Morbiditätsorientierter Risikostrukturausgleich

Spahn will System der GKV-Finanzierung reformieren

Berlin - 26.03.2019, 11:30 Uhr

Bundesgesundheitsminister Jens Spahn (CDU) will sich in einen Streit einmischen, der seit Jahren im Kassenlager herrscht. (m / Foto: imago)

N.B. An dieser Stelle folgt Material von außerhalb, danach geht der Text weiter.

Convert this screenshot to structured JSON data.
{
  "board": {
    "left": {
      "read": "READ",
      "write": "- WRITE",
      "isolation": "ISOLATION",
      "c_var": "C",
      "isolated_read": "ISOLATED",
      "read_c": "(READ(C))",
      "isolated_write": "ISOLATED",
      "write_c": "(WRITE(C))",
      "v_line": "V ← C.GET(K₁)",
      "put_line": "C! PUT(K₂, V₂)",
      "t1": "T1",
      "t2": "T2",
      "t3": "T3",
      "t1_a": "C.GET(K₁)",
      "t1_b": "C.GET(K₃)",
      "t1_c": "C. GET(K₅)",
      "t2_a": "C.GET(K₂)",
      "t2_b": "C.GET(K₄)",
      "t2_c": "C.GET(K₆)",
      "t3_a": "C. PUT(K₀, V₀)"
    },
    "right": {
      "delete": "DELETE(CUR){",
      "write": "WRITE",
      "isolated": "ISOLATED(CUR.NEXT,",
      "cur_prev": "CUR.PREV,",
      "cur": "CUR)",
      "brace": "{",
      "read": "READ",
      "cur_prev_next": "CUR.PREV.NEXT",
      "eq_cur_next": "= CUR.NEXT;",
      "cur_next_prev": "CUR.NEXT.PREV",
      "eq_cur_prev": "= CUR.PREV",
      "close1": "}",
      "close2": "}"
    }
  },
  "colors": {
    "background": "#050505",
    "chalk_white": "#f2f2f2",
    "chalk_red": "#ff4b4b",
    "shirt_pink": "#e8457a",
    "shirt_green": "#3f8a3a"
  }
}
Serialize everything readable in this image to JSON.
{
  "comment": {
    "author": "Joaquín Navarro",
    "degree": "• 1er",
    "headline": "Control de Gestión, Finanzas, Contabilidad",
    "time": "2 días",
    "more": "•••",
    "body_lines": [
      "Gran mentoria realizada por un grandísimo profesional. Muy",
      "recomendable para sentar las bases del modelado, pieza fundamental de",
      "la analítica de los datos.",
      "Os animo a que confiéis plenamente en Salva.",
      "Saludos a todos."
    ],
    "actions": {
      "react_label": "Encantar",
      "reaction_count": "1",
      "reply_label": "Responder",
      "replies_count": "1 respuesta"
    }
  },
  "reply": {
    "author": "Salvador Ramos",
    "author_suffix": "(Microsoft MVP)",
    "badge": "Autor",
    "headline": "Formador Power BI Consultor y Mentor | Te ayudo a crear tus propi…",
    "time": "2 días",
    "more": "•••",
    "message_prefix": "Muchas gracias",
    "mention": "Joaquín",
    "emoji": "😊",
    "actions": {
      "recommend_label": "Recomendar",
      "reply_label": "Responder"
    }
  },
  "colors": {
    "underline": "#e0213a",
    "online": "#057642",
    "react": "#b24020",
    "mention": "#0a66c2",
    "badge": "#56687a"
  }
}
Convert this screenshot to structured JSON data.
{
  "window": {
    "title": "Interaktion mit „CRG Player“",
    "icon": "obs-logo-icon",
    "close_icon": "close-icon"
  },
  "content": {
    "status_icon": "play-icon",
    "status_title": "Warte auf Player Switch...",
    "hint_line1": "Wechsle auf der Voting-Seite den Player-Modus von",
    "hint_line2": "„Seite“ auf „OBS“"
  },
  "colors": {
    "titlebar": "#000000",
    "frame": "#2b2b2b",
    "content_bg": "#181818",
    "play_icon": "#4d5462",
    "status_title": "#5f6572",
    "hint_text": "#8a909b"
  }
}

Bundesgesundheitsminister Jens Spahn (CDU) will sich in einen Streit einmischen, der seit Jahren im Kassenlager herrscht. (m / Foto: imago)


Geteilte Reaktionen

Die Öffnung der regionalen Kassen dürfte insbesondere den Ersatzkassen entgegenkommen, die bereits bundesweit tätig sind, im Gegensatz zu den AOKen. Jens Baas, Vorstandsvorsitzender der Techniker Krankenkasse (TK) erklärte: „Die Eckpunkte zeigen, dass der Gesundheitsminister die wesentlichen Probleme des [...] RSA aufgreift und entschlossen ist, für Fairness im Wettbewerb der Kassen zu sorgen. Das Eckpunktepapier skizziert ein sinnvolles Gesamtkonzept.“

Christoph Straub, Vorstandschef der Barmer argumentierte: „Spahn setzt die richtigen Impulse für einen fairen Wettbewerb der Krankenkassen um die beste Versorgung der Versicherten. Vor allem mit der geplanten Einführung einer Regionalkomponente wird gewährleistet, dass die Beitragsgelder dort hinfließen, wo sie für die Versorgung der Patientinnen und Patienten tatsächlich benötigt werden.“

Huml: Wettbewerb wird erlahmen

Obwohl Spahn das System des Morbi-RSA nun reformieren will, ist Bayerns Gesundheitsministerin Huml (CSU) gar nicht zufrieden. In einer Pressemitteilung erklärte sie: „Bayern lehnt eine bundesweite Öffnung aller bisher landesunmittelbaren Krankenkassen strikt ab. Eine rein bundesweite Kassenlandschaft wird weder den Wettbewerb verstärken noch die Versorgung verbessern.“ Die Versorgung erfolge regional. Bei nur noch bundesweiten Krankenkassen und dem Wegfall starker regionaler Träger „wie zum Beispiel der AOK Bayern“ sei eine Vernachlässigung der Region als Ort von zielgerichteten Leistungen und flächendeckendem Service im Gesundheitssystem zu befürchten. Schließlich werde der bisherige Wettbewerb zwischen bundesweiten und regionalen Krankenkassen erlahmen.

Hermann: Zentralismus und Dirigismus

Auch Dr. Christopher Hermann, Chef der AOK Baden-Württemberg, ist mit den Vorschlägen des Ministers nicht zufrieden. „Gesundheitliche Versorgung spielt sich regional ab. Denn wer vor Ort ist, kennt Bedürfnisse und Bedarfe der Menschen vor Ort besser und kann auf dieser Grundlage zielgenau gestalten. Andernfalls entscheiden Menschen irgendwo in der Republik ohne tiefe Kenntnis über die regionalen Versorgungsstrukturen und -notwendigkeiten konkret in Baden-Württemberg“, erklärt der Kassenchef in einer Mitteilung.

Grundsätzlich kritisiert Hermann, dass sich die Gesetzgebung des Ministers durch „klare Tendenzen zu noch mehr Zentralismus und Dirigismus“ auszeichne. „Herr Spahn will elf AOKs in den bundesweiten Scheinwettbewerb stellen, ob ihm die Zentralisierung in einer Bundes-AOK vorschwebt, weiß ich nicht. Um effiziente und qualitativ hochwertige Versorgungsstrukturen wie zum Beispiel eine hausarztzentrierte Versorgung aufzusetzen, sind aber regionale Verwurzelung und die Kenntnis der Bedürfnisse der Menschen vor Ort unerlässlich“, so Hermann. 

Spahn möchte seine RSA-Reform sicherlich rasch über die Bühne bringen. Schließlich ist sie auch Bedingung dafür, dass die gesetzlichen Kassen ab dem 1. Januar 2020 zu einem Abbau ihrer Rücklagen verpflichtet werden.